Полина бросилась к нему.
– Товарищ мичман! – Она хотела что-то сказать, но не смогла, словно бы язык во рту у нее прилип к нёбу, – закоротило на этих двух слова, не сдвинуться, а Полина и не стала двигаться, отставив руку с чертежом в сторону, прижалась, как и в прошлый раз, к широкой груди Коваленко, втянула в ноздри сложный запах, которым был пропитан мичман, – замес пороха, окопной грязи, дыма, горелой взрывчатки, пота, она могла разложить этот запах на составные части и изъять из него каждую дольку отдельно. – Товарищ мичман!
И у Коваленко вновь тоже что-то закоротило, он так же ничего не смог сказать, все слова, которые знал, почему-то исчезли.
Но все же он одолел себя, отозвался:
– Ну, я товарищ мичман…
На большее его не хватило. Спеленутый объятием Полины, стараясь не нарушить ее мимолетное забытье, он сунул руку в карман, достал знакомую марлевую холстину, скатанную туго, прошептал, с трудом одолевая немоту:
– Я снова привез хлеба и немного сахара.
Полина откинулась от него, свободной рукой отерла глаза, затем провела ладонью по подрагивающим губам. Молча смежила глаза.
Что происходило с мичманом Коваленко, он не понимал, как и Полина не понимала, что происходило с ней, – оба они словно бы пребывали в ином, совершенно ином, может быть, даже неземном измерении, – в отличие от остальных. И оси ординат у них были совершенно иные.

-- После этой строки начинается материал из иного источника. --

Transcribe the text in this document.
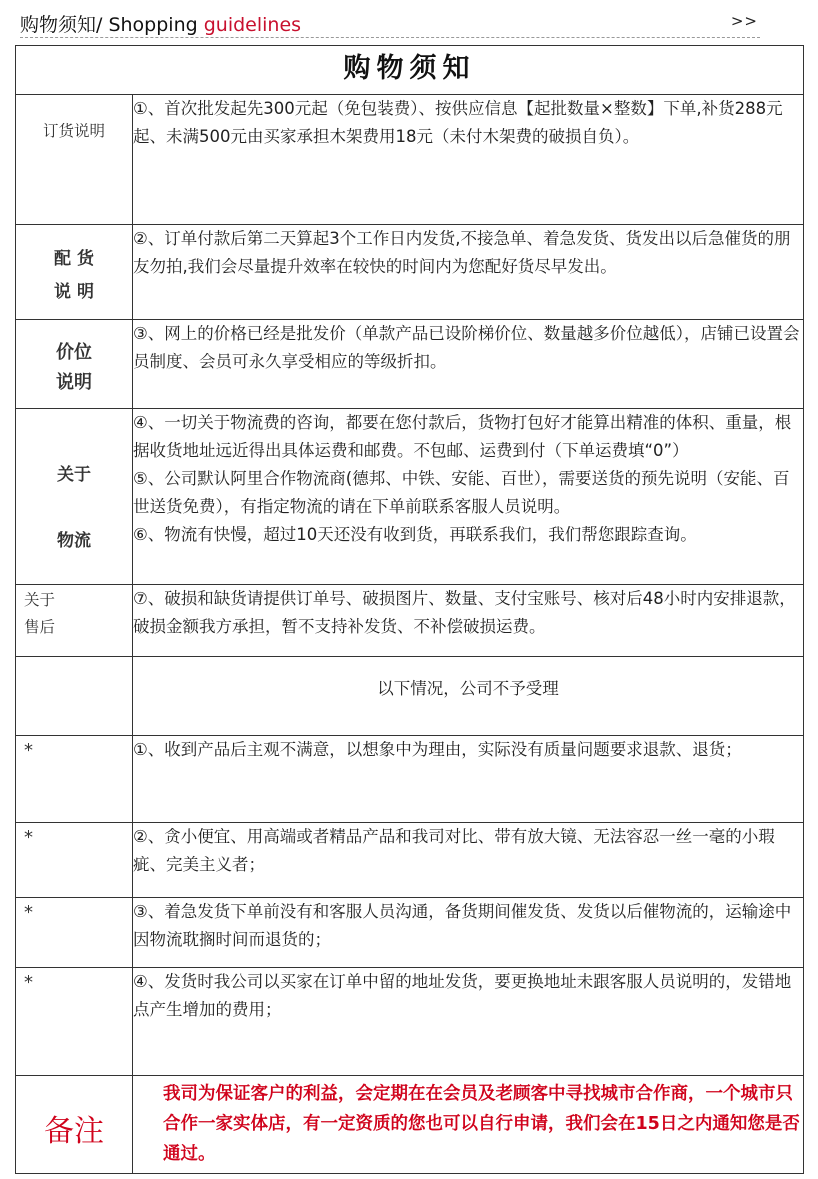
购物须知/ Shopping guidelines	>>
购物须知	

订货说明	①、首次批发起先300元起（免包装费）、按供应信息【起批数量×整数】下单,补货288元起、未满500元由买家承担木架费用18元（未付木架费的破损自负）。

配 货
说 明	②、订单付款后第二天算起3个工作日内发货,不接急单、着急发货、货发出以后急催货的朋友勿拍,我们会尽量提升效率在较快的时间内为您配好货尽早发出。

价位
说明	③、网上的价格已经是批发价（单款产品已设阶梯价位、数量越多价位越低），店铺已设置会员制度、会员可永久享受相应的等级折扣。

关于

物流	④、一切关于物流费的咨询，都要在您付款后，货物打包好才能算出精准的体积、重量，根据收货地址远近得出具体运费和邮费。不包邮、运费到付（下单运费填“0”）
⑤、公司默认阿里合作物流商(德邦、中铁、安能、百世），需要送货的预先说明（安能、百世送货免费），有指定物流的请在下单前联系客服人员说明。
⑥、物流有快慢，超过10天还没有收到货，再联系我们，我们帮您跟踪查询。

关于
售后	⑦、破损和缺货请提供订单号、破损图片、数量、支付宝账号、核对后48小时内安排退款，破损金额我方承担，暂不支持补发货、不补偿破损运费。

	以下情况，公司不予受理

*	①、收到产品后主观不满意，以想象中为理由，实际没有质量问题要求退款、退货；

*	②、贪小便宜、用高端或者精品产品和我司对比、带有放大镜、无法容忍一丝一毫的小瑕疵、完美主义者；

*	③、着急发货下单前没有和客服人员沟通，备货期间催发货、发货以后催物流的，运输途中因物流耽搁时间而退货的；

*	④、发货时我公司以买家在订单中留的地址发货，要更换地址未跟客服人员说明的，发错地点产生增加的费用；

备注	我司为保证客户的利益，会定期在在会员及老顾客中寻找城市合作商，一个城市只合作一家实体店，有一定资质的您也可以自行申请，我们会在15日之内通知您是否通过。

А происходила ведь штука совершенно простая, которую и объяснять не надо было…
Когда очистили от гитлеровцев Крым, большую группу кронштадтцев перебросили в Севастополь – надо было срочно восстанавливать Черноморский флот.
Война еще не кончилась, на западе шли сильные бои, но мичмана на передовую больше не отправляли, он нужен был на севастопольской морской базе.
Пребывание в Севастополе у мичмана Коваленко началось со счастливого события: Полина Егорова согласилась выйти за него замуж.
На свадьбу Коваленко достал полную кружку медицинского спирта – эту алюминиевую емкость с примятостями на боках, повязанную поверху куском старой тельняшки, чтобы драгоценная жидкость не расплескалась, он так в руках и принес домой, в землянку, которую выделили им с Полиной… Севастополь был разбит, целых домов почти не осталось, поэтому кронштадтцы жили в землянках. И неплохо, между прочим, себя чувствовали.
В городке кронштадтцев имелось, скажем так, два района, – хотя полтора десятка землянок трудно было назвать районом, – район семейных пар и район холостяков.
Плюс палаточная улица, на которой жила береговая обслуга. Плавсостав находился на кораблях…
В землянке у Коваленко по вечерам жарко потрескивала, изгоняя сырость, трофейная печка, очень похожая на нашу буржуйку, только более тщательно сработанная, – на полу лежала сухая трава, поэтому в помещении вкусно пахло сеном и вообще сеновалом. Полина обладала даром любое, даже самое неуютное, глухое место превращать в теплый уютный уголок.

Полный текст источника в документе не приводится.